Limitations & Future Work

  • Fusion can be harmful when the AD model is substantially stronger than the evidence function; although EPHAD-Ada mitigates this, it cannot fully prevent it.
  • CLIP evidence depends on text template design—what constitutes an "anomaly" in industrial settings is difficult to describe precisely in natural language.
  • The framework is limited to image-level or sample-level anomaly determination; pixel-level anomaly localization is not addressed.
  • The evidence function itself may be affected by test-set distribution shift, and the "good evidence" condition required by the theoretical guarantee is difficult to verify in practice.
  • Simultaneous fusion of multiple evidence sources is not explored—when multiple evidence functions are available, how should they be optimally combined?
  • Generalizability to non-visual and non-tabular modalities (e.g., time series, graph data) remains to be validated.
  • TTA meets AD: EPHAD is the first work to introduce preparation-agnostic TTA into anomaly detection, opening a new direction for post-hoc correction in AD.
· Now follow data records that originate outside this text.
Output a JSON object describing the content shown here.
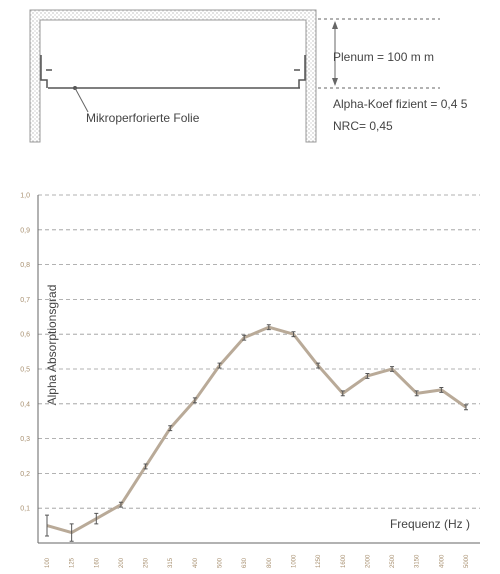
{
  "diagram": {
    "plenum_label": "Plenum = 100 m m",
    "alpha_label": "Alpha-Koef fizient = 0,4 5",
    "nrc_label": "NRC= 0,45",
    "membrane_label": "Mikroperforierte Folie"
  },
  "chart_data": {
    "type": "line",
    "y_label": "Alpha Absorptionsgrad",
    "x_label": "Frequenz (Hz )",
    "categories": [
      "100",
      "125",
      "160",
      "200",
      "250",
      "315",
      "400",
      "500",
      "630",
      "800",
      "1000",
      "1250",
      "1600",
      "2000",
      "2500",
      "3150",
      "4000",
      "5000"
    ],
    "values": [
      0.05,
      0.03,
      0.07,
      0.11,
      0.22,
      0.33,
      0.41,
      0.51,
      0.59,
      0.62,
      0.6,
      0.51,
      0.43,
      0.48,
      0.5,
      0.43,
      0.44,
      0.39
    ],
    "errors": [
      0.03,
      0.025,
      0.015,
      0.007,
      0.007,
      0.007,
      0.007,
      0.007,
      0.007,
      0.007,
      0.007,
      0.007,
      0.007,
      0.007,
      0.007,
      0.007,
      0.007,
      0.007
    ],
    "color": "#b9aa98",
    "error_color": "#555555",
    "ylim": [
      0,
      1
    ],
    "yticks": [
      {
        "value": 0.1,
        "label": "0,1"
      },
      {
        "value": 0.2,
        "label": "0,2"
      },
      {
        "value": 0.3,
        "label": "0,3"
      },
      {
        "value": 0.4,
        "label": "0,4"
      },
      {
        "value": 0.5,
        "label": "0,5"
      },
      {
        "value": 0.6,
        "label": "0,6"
      },
      {
        "value": 0.7,
        "label": "0,7"
      },
      {
        "value": 0.8,
        "label": "0,8"
      },
      {
        "value": 0.9,
        "label": "0,9"
      },
      {
        "value": 1,
        "label": "1,0"
      }
    ],
    "grid": true
  }
}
  • Foundation models as universal evidence: Although CLIP's zero-shot AD capability is modest in isolation, it serves effectively as a "correction signal" complementary to trained models, inspiring a paradigm of multi-model collaboration.
  • Connection to RLHF: Exponential tilting is equivalent to KL-regularized reward maximization, and further insights may be drawn from more recent alignment strategies such as DPO.
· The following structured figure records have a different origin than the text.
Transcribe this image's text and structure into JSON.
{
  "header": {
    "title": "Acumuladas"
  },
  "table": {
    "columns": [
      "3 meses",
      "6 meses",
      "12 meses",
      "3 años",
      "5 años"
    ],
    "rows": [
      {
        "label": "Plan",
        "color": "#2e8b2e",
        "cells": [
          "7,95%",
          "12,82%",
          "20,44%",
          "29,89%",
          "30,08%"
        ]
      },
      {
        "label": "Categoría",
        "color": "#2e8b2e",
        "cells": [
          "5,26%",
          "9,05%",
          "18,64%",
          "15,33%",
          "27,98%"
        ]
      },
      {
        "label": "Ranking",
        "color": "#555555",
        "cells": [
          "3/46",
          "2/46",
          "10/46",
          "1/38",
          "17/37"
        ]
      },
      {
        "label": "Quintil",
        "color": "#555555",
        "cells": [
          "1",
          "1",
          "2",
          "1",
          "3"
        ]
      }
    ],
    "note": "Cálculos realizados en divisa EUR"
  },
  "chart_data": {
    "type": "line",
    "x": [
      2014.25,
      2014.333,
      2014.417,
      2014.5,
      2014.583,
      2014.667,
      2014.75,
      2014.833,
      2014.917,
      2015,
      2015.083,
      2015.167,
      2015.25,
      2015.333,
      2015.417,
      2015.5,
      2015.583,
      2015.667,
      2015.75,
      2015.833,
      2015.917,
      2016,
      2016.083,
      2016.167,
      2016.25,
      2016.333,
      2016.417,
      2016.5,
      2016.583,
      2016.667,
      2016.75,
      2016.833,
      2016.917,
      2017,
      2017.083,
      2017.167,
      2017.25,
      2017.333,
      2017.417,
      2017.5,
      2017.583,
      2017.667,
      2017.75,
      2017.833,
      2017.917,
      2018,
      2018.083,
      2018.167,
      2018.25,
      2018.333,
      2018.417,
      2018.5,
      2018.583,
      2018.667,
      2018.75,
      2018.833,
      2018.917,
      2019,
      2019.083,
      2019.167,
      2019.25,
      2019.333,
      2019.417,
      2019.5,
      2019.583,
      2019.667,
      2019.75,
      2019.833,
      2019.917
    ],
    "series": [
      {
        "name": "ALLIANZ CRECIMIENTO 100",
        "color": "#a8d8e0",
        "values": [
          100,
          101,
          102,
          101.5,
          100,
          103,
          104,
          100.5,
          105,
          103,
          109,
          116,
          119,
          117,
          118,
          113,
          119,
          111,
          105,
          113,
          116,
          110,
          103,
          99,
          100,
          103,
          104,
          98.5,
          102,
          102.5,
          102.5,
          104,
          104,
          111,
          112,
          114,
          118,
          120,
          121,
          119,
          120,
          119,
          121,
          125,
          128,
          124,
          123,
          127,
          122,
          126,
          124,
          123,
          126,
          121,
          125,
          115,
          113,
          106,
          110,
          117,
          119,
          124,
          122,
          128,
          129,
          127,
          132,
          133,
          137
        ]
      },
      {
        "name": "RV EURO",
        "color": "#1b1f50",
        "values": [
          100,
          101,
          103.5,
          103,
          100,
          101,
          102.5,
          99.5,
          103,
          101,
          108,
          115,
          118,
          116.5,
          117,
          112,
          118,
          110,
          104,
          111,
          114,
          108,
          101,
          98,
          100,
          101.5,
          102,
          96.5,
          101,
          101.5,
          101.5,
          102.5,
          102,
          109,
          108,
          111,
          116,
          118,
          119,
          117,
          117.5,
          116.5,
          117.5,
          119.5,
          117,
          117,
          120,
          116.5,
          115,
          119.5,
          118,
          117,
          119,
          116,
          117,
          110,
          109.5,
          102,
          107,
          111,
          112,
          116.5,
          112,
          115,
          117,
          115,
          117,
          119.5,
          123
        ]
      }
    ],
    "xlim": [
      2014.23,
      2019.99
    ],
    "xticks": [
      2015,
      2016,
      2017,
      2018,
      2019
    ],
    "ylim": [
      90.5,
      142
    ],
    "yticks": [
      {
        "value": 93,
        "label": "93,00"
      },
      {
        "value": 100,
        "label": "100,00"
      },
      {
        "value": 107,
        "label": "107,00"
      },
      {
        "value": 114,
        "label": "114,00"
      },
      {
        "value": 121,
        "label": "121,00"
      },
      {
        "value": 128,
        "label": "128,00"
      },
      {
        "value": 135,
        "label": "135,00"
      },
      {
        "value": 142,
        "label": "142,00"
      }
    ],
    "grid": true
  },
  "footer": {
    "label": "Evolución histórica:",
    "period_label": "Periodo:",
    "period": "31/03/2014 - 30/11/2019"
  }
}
  • Data contamination in AD: ADBench analysis shows that approximately 70% of datasets have anomaly ratios below 10% with a median of 5%, indicating that low-level contamination is the norm rather than the exception.
  • Extension to multi-evidence fusion: The current framework employs a single evidence function \(T(x)\); in principle, multiple evidence sources (e.g., CLIP + LOF + domain rules) could be combined for more robust correction.

Rating

  • Novelty: ⭐⭐⭐⭐ — Transfers TTA and generative model alignment ideas to AD with a novel perspective and theoretically elegant formulation.
  • Experimental Thoroughness: ⭐⭐⭐⭐⭐ — 8 visual + 26 tabular + 1 industrial dataset, 7 AD baselines, comprehensive ablation.
  • Writing Quality: ⭐⭐⭐⭐ — Theoretical derivations are clear and toy examples are intuitive, though the extensive tables are somewhat verbose.
  • Value: ⭐⭐⭐⭐ — The post-processing paradigm is highly practical, though caution is warranted in strong-model + weak-evidence scenarios.